As soon as they were out of immediate sight of the windows, she asked him to stop, forcing herself to speak to him.
"Dixon, you look very poorly," she said, trembling as she spoke.
"Ay!" said he. "We didn't think much of it at the time, did we, Miss Nelly? But it'll be the death on us, I'm thinking. It has aged me above a bit. All my fifty years afore were but as a forenoon of child's play to that night. Measter, too--I could a-bear a good deal, but measter cuts through the stable-yard, and past me, wi'out a word, as if I was poison, or a stinking foumart. It's that as is worst, Miss Nelly, it is."
And the poor man brushed some tears from his eyes with the back of his withered, furrowed hand. Ellinor caught the infection, and cried outright, sobbed like a child, even while she held out her little white thin hand to his grasp. For as soon as he saw her emotion, he was penitent for what he had said.
"Don't now--don't," was all he could think of to say.
"Dixon!" said she at length, "you must not mind it. You must try not to mind it. I see he does not like to be reminded of that, even by seeing me. He tries never to be alone with me. My poor old Dixon, it has spoilt my life for me; for I don't think he loves me any more."

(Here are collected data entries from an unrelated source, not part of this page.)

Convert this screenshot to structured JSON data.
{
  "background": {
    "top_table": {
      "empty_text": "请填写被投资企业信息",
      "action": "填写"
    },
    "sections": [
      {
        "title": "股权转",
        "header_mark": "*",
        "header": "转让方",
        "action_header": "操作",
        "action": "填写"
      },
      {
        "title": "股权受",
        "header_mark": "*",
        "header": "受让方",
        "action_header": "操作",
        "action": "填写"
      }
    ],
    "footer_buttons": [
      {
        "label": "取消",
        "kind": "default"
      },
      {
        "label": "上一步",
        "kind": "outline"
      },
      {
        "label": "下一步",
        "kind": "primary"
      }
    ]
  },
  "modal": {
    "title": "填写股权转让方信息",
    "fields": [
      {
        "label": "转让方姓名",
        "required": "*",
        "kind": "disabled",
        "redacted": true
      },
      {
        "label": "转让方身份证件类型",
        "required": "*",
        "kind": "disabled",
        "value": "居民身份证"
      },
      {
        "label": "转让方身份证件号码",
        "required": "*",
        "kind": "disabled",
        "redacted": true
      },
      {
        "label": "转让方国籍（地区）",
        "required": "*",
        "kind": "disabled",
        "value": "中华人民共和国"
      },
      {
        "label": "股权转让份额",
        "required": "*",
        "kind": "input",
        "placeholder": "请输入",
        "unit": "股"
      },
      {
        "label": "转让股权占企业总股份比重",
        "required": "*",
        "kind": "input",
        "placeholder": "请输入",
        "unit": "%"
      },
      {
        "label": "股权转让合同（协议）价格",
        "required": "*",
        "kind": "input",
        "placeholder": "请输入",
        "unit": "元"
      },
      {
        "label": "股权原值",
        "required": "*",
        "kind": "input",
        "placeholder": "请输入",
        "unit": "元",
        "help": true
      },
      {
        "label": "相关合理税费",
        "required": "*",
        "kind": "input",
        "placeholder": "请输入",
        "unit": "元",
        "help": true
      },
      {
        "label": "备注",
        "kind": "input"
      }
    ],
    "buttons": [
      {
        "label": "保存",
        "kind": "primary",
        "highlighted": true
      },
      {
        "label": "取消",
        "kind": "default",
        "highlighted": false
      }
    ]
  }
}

She sobbed as if her heart would break; and now it was Dixon's turn to be comforter.
"Ah, dear, my blessing, he loves you above everything. It's only he can't a-bear the sight of us, as is but natural. And if he doesn't fancy being alone with you, there's always one as does, and that's a comfort at the worst of times. And don't ye fret about what I said a minute ago. I were put out because measter all but pushed me out of his way this morning, without never a word. But I were an old fool for telling ye.
And I've really forgotten why I told Fletcher I'd drag ye a bit about to- day. Th' gardener is beginning for to wonder as you don't want to see th' annuals and bedding-out things as you were so particular about in May. And I thought I'd just have a word wi' ye, and then if you'd let me, we'd go together just once round the flower-garden, just to say you've been, you know, and to give them chaps a bit of praise. You'll only have to look on the beds, my pretty, and it must be done some time.
So come along!"
He began to pull resolutely in the direction of the flower-garden.
Ellinor bit her lips to keep in the cry of repugnance that rose to them.
As Dixon stopped to unlock the door, he said:
"It's not hardness, nothing like it; I've waited till I heerd you were better; but it's in for a penny in for a pound wi' us all; and folk may talk; and bless your little brave heart, you'll stand a deal for your father's sake, and so will I, though I do feel it above a bit, when he puts out his hand as if to keep me off, and I only going to speak to him about Clipper's knees; though I'll own I had wondered many a day when I was to have the good-morrow master never missed sin' he were a boy till--Well! and now you've seen the beds, and can say they looked mighty pretty, and is done all as you wished; and we're got out again, and breathing fresher air than yon sunbaked hole, with its smelling flowers, not half so wholesome to snuff at as good stable-dung."
So the good man chatted on; not without the purpose of giving Ellinor time to recover herself; and partly also to drown his own cares, which lay heavier on his heart than he could say. But he thought himself rewarded by Ellinor's thanks, and warm pressure of his hard hand as she got out at the front door, and bade him good-by.